Wenn ihr ganz leise seid, innerlich ruhig, eure Aufmerksamkeit nur auf euren innersten Punkt richtet, könnt ihr ihn hören! Und aufgeschlossene können ihn sehen, ja fühlen. Er brummt ständig in euch, bringt euer Rückgrat vom Steiß bis zur Schädeldecke zum schwingen.
Und sieht man zu und hört hin, lernt man diesen Prozess immer mehr verstehen.
Aber halt! Dazu müsst ihr euren Verstand hin und wieder für eine Weile ausschalten. Ihr habt im Laufe der Jahre zu viele Filter eingebaut, die lassen nicht alles durch!
Wie das gehen soll? Den Verstand auszuschalten? Und bin ich dann nicht etwa verrückt?
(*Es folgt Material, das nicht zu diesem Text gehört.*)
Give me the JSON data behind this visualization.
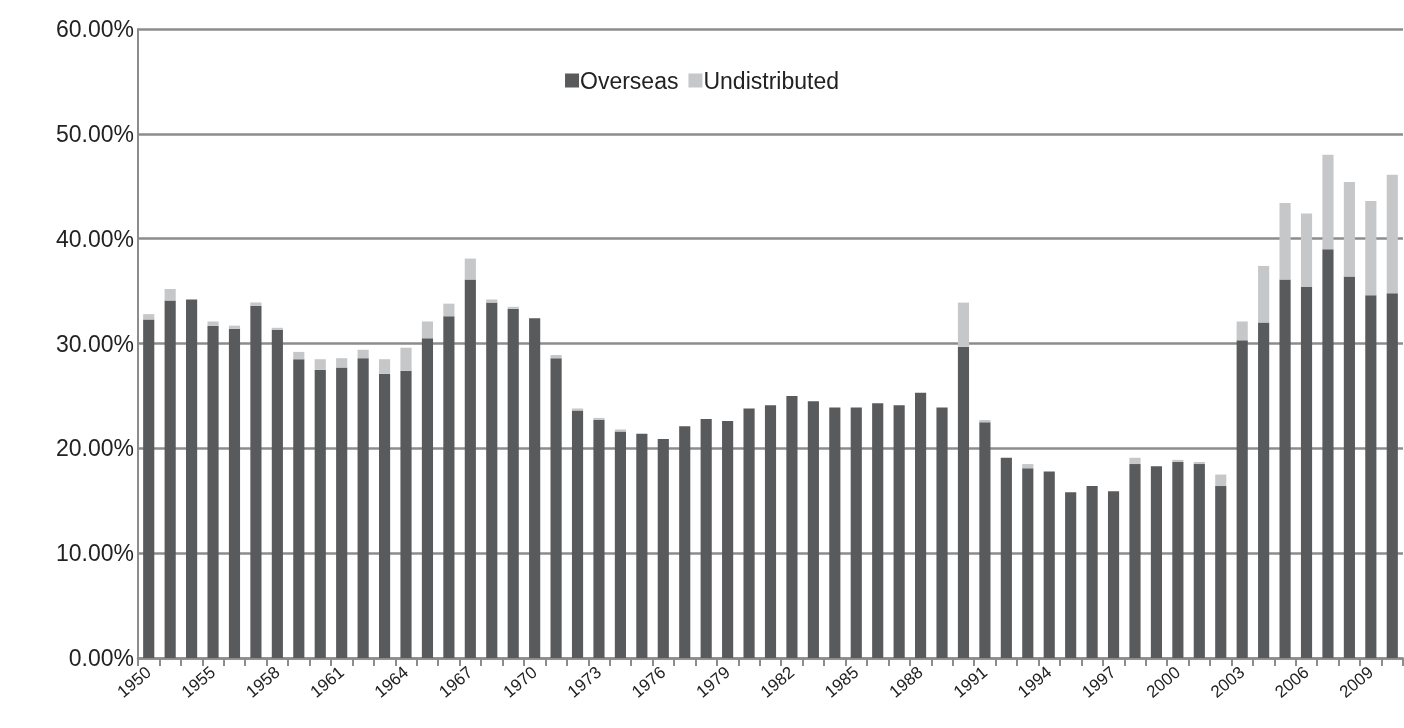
{
  "chart_data": {
    "type": "bar",
    "stacked": true,
    "categories": [
      "1950",
      null,
      null,
      "1955",
      null,
      null,
      "1958",
      null,
      null,
      "1961",
      null,
      null,
      "1964",
      null,
      null,
      "1967",
      null,
      null,
      "1970",
      null,
      null,
      "1973",
      null,
      null,
      "1976",
      null,
      null,
      "1979",
      null,
      null,
      "1982",
      null,
      null,
      "1985",
      null,
      null,
      "1988",
      null,
      null,
      "1991",
      null,
      null,
      "1994",
      null,
      null,
      "1997",
      null,
      null,
      "2000",
      null,
      null,
      "2003",
      null,
      null,
      "2006",
      null,
      null,
      "2009",
      null
    ],
    "series": [
      {
        "name": "Overseas",
        "color": "#595a5c",
        "values": [
          32.3,
          34.1,
          34.2,
          31.7,
          31.4,
          33.6,
          31.3,
          28.5,
          27.5,
          27.7,
          28.6,
          27.1,
          27.4,
          30.5,
          32.6,
          36.1,
          33.9,
          33.3,
          32.4,
          28.6,
          23.6,
          22.7,
          21.6,
          21.4,
          20.9,
          22.1,
          22.8,
          22.6,
          23.8,
          24.1,
          25.0,
          24.5,
          23.9,
          23.9,
          24.3,
          24.1,
          25.3,
          23.9,
          29.7,
          22.5,
          19.1,
          18.1,
          17.8,
          15.8,
          16.4,
          15.9,
          18.5,
          18.3,
          18.7,
          18.5,
          16.4,
          30.3,
          32.0,
          36.1,
          35.4,
          39.0,
          36.4,
          34.6,
          34.8
        ]
      },
      {
        "name": "Undistributed",
        "color": "#c6c7c9",
        "values": [
          0.5,
          1.1,
          0,
          0.4,
          0.3,
          0.3,
          0.2,
          0.7,
          1.0,
          0.9,
          0.8,
          1.4,
          2.2,
          1.6,
          1.2,
          2.0,
          0.3,
          0.2,
          0,
          0.3,
          0.2,
          0.2,
          0.2,
          0,
          0,
          0,
          0,
          0,
          0,
          0,
          0,
          0,
          0,
          0,
          0,
          0,
          0,
          0,
          4.2,
          0.2,
          0,
          0.4,
          0,
          0,
          0,
          0,
          0.6,
          0,
          0.2,
          0.2,
          1.1,
          1.8,
          5.4,
          7.3,
          7.0,
          9.0,
          9.0,
          9.0,
          11.3
        ]
      }
    ],
    "ylim": [
      0,
      60
    ],
    "yticks": [
      {
        "value": 0,
        "label": "0.00%"
      },
      {
        "value": 10,
        "label": "10.00%"
      },
      {
        "value": 20,
        "label": "20.00%"
      },
      {
        "value": 30,
        "label": "30.00%"
      },
      {
        "value": 40,
        "label": "40.00%"
      },
      {
        "value": 50,
        "label": "50.00%"
      },
      {
        "value": 60,
        "label": "60.00%"
      }
    ],
    "grid": "y",
    "legend": "top"
  }
}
Oh doch! Und ob ihr das seid, wenn die Filter weg sind! Aber doch nur dann, wenn der Verstand mal wieder rebelliert und sagt:
"Stopp! Alle Konzepte müssen erhalten werden, wie sie bekannt gemacht wurden! Keiner springt über die Mauer! Wachen!!!! Haltet den Geist! Er will ausbrechen! Sich befreien! WAHNSINN!!!!!!"
Denn der Verstand ist direkt mit unserem Ego verbunden, dessen erbärmlichen Tanz ich an anderer Stelle schon mal erwähnte. Lösen sich die Grenzen unseres Verstandes, lösen sich auch die Grenzen unseres Egos auf, das ohne Richtlinie, ohne Halt, ohne Rahmen, ohne Form somit sein Dasein auslöscht. Beide kämpfen wie besessen für ihre Idee von einer Realität. Sie nähren und stützen sich gegenseitig mit sich selbstrechtfertigenden Argumenten, gegenseitigem Bauchpinseln. Das Ego erklärt sich für das Maß der Dinge, weil es den Tanz bestimmt. Der Verstand, weil er das Tempo bestimmt.
Erst das Ausschalten des rationalen Verstandes, das Auflösen der Ego-Spiele führt zu wahrer, ungefilterter und ganzheitlicher Wahrnehmung.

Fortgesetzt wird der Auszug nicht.